SWSE - Mission Statement
You can now try out the SWSE prototype.
Although the Semantic Web (SW) is still very much in its infancy, there is already a lot of data out there which conforms to the proposed SW standards (e.g. RDF and OWL). Small vertical vocabularies and ontologies have emerged, and the community of people using these is growing daily. People publish descriptions about themselves using FOAF (Friend of a Friend), news providers publish newsfeeds in RSS (RDF Site Summary), and pictures are being annotated using various RDF vocabularies. The amount of available formal data is growing steadily, but a means to find and thus utilize this data is still missing. What is needed is the equivalent of the services a search engine currently provides for the HTML-web: a service which continuously explores and indexes the Semantic Web and provides an easy-to-use interface through which users can find the data they are looking for. We are therefore developing a Semantic Web Search Engine (SWSE, pronounced "swizzy").
Extended Query Functionality
Because of the inherent semantics of RDF and other SW languages, the search and information retrieval capabilities of SWSE are potentially much more powerful than those of current search engines. The use of vocabularies and ontologies makes it possible to apply powerful inferencing techniques and get much more accurate search results.
SWSE will combine the experiences and results which the individual members have made and are still making in other projects:
- The goal of SWAN (Semantic Web Annotator) is to provide a means to extract formal SW data from existing legacy data that is already available on the web. To reach these goals, we are applying ontology aware Information Extraction (IE) techniques. To allow the processing of a considerable portion of the web, SWAN is based on a highly scalable cluster architecture.

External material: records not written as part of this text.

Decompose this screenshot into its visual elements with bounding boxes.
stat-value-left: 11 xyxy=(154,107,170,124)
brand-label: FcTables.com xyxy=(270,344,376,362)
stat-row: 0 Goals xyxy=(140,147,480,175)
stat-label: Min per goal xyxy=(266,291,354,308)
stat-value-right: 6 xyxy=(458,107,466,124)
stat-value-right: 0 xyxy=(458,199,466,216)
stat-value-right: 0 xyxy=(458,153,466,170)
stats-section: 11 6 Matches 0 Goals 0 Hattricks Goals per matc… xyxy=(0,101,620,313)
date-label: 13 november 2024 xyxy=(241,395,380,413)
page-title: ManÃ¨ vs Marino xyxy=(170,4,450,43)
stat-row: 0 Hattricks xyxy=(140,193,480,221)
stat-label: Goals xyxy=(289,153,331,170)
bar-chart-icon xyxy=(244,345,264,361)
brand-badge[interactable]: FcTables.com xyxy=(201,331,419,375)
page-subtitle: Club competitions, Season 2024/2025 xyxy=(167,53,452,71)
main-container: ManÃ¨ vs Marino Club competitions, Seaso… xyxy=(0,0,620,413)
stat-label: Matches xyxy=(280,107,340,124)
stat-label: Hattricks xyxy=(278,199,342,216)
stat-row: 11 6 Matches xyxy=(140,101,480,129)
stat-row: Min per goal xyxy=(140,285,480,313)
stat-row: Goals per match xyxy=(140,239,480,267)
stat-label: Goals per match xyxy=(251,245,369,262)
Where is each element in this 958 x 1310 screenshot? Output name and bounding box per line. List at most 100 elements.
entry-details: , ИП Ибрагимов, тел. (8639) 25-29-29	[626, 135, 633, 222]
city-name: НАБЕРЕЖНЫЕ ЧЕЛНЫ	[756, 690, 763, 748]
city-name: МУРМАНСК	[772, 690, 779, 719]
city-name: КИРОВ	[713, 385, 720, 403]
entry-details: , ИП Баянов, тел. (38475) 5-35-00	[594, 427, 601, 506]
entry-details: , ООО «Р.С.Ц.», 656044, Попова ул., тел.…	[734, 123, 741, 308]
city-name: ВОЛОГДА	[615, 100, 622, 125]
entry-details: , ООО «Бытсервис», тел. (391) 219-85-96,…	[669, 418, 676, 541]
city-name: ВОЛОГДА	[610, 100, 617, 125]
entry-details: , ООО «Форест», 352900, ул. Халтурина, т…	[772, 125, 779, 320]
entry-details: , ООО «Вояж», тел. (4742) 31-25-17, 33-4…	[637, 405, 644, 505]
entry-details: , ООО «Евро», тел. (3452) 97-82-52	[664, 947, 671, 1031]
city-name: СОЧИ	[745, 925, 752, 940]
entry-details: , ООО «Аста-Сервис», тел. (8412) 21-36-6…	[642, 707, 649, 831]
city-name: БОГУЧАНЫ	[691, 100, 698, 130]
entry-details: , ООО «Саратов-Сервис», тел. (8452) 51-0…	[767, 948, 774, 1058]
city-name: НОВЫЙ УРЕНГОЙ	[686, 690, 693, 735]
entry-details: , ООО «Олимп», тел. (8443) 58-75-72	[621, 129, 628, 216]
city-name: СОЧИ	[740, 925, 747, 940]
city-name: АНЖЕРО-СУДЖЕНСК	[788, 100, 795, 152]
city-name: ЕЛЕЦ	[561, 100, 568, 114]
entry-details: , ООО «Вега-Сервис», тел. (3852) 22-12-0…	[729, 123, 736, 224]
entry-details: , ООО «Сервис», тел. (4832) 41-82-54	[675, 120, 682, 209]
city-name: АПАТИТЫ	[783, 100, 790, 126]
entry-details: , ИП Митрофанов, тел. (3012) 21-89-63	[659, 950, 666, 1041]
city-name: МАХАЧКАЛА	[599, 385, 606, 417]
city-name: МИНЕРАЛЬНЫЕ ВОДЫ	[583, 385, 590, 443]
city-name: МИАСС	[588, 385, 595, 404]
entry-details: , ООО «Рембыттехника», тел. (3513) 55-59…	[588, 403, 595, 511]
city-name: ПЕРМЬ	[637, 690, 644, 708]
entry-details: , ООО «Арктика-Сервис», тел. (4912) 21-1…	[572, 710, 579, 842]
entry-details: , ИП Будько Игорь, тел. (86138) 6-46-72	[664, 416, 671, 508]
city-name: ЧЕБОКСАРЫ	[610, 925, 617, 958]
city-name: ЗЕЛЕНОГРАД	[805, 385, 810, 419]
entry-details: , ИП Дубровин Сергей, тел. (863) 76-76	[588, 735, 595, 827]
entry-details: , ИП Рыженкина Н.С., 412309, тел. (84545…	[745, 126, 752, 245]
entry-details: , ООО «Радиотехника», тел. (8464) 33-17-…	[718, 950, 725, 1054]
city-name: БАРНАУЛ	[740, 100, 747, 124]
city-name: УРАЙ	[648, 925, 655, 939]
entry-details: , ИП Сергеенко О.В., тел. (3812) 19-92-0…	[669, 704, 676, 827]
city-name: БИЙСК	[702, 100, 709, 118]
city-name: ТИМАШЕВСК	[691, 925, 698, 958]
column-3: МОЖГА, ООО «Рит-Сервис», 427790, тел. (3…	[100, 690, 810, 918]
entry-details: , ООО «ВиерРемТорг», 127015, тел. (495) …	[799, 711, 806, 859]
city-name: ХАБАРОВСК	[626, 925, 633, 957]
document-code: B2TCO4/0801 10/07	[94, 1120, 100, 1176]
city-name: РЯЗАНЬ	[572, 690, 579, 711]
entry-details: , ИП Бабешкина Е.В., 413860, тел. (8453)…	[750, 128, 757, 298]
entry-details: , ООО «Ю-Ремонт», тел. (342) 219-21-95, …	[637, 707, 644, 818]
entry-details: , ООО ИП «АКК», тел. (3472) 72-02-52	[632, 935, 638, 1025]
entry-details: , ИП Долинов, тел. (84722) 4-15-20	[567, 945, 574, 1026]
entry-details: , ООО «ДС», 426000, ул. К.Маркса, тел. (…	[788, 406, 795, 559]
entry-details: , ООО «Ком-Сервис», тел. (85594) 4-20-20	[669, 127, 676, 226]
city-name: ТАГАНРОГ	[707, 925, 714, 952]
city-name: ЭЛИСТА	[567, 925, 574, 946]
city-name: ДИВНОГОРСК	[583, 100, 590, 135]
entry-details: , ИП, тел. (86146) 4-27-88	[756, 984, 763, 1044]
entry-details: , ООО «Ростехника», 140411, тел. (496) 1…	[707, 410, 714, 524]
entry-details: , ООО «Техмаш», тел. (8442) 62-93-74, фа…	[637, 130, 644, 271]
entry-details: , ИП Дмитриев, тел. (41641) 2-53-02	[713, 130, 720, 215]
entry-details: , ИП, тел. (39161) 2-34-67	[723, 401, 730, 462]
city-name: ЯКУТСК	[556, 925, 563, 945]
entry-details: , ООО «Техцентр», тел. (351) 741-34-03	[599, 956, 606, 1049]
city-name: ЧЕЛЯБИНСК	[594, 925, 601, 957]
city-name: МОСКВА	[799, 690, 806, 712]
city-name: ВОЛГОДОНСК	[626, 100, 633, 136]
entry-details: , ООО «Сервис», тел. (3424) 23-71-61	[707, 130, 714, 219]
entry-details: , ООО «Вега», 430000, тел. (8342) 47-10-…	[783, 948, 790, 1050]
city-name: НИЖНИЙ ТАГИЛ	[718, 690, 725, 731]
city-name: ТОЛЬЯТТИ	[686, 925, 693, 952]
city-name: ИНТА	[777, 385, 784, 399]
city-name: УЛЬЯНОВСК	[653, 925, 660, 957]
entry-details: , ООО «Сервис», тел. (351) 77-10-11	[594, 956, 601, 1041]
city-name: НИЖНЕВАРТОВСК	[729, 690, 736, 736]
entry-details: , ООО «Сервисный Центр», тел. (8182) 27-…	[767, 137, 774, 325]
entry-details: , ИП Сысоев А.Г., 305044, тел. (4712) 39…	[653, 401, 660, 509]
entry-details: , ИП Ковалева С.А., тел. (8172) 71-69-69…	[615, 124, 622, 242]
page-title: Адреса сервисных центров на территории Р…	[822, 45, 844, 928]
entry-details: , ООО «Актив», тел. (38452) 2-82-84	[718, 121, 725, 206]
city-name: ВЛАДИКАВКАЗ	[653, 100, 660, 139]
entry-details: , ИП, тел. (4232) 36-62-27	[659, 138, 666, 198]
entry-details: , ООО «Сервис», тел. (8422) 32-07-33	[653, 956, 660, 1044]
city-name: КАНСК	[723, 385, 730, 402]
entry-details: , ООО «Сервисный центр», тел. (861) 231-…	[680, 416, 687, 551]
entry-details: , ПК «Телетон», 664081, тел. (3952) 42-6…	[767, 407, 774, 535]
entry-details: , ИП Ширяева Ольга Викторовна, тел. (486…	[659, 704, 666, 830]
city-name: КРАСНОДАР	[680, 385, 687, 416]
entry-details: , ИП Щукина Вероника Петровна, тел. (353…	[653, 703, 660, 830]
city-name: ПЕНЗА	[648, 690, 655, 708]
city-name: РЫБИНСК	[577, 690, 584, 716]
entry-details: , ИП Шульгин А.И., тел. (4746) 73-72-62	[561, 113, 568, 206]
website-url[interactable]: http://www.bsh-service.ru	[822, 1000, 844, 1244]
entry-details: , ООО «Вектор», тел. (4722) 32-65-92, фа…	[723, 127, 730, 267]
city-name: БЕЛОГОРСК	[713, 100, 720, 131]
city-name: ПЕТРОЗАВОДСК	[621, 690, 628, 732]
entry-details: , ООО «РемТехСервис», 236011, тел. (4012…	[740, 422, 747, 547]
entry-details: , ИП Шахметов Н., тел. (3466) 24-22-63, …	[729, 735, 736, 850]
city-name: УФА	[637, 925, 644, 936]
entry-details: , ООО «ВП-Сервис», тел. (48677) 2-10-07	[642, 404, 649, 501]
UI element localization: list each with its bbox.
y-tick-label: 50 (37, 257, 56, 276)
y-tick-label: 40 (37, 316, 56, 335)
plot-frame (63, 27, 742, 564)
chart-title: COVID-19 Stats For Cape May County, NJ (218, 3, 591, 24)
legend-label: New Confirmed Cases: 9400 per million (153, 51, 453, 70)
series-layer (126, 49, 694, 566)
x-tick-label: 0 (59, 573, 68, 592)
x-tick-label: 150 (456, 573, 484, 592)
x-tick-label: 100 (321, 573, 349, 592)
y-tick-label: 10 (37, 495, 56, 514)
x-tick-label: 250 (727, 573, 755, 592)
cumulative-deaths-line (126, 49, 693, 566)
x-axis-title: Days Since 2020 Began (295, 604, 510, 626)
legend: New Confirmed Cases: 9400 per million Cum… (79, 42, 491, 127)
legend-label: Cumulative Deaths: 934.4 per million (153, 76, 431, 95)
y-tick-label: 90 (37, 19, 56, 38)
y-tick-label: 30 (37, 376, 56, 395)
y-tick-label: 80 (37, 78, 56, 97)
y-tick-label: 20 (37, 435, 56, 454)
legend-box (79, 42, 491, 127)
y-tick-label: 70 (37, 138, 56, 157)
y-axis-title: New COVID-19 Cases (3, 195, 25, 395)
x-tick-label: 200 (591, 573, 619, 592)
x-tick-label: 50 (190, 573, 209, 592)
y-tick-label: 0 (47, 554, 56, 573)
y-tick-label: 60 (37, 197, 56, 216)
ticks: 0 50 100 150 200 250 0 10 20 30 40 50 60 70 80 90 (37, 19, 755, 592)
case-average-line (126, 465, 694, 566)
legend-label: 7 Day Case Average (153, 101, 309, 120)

- YARS (Yet Another RDF Store) provides distributed storage and retrieval facilities. Indexing structures are optimized for retrieval of RDF statements including context (quads) while minimising the need for joins, plus Lucene fulltext indexing for efficient keyword searches. Since YARS needs to accomodate a very large amount of data, distribution of the index to a number of nodes is crucial to allow for cost-effective scalability and extensibility.
- SECO provides a means to crawl RDF files and to integrate repositories that are potentially dispersed across the Internet. Highly dynamic sites with frequently changing content can be "virtually" integrated without the need to replicate and materialize the entire dataset of the sites. Additionally, if sites provide a fast and feature-rich query interface, SECO can act as "meta-query and integration engine", virtually combining data sets that are made available from SWAN or SIOC enabled sites.
- The Semantically Interlinked Online Community (SIOC) ontology is needed to semantically enable and link current community sites, and will prove a useful testbed for SWSE due to the large amount of community data that can be made available from bulletin boards, newsgroups and mailing lists. SIOC combines terms from vocabularies that already exist with new terms needed to describe the relationships between concepts in the realm of online community sites.
- JeromeDL and MarcOnt
- JeromeDL, a digital library with semantics, will utilize the power of SWSE during both local and distributed (P2P) queries, while the MarcOnt initiative will provide an ontology and related tools that will make this searching process more adequate to users' requirements and possible even in heterogenous P2P networks.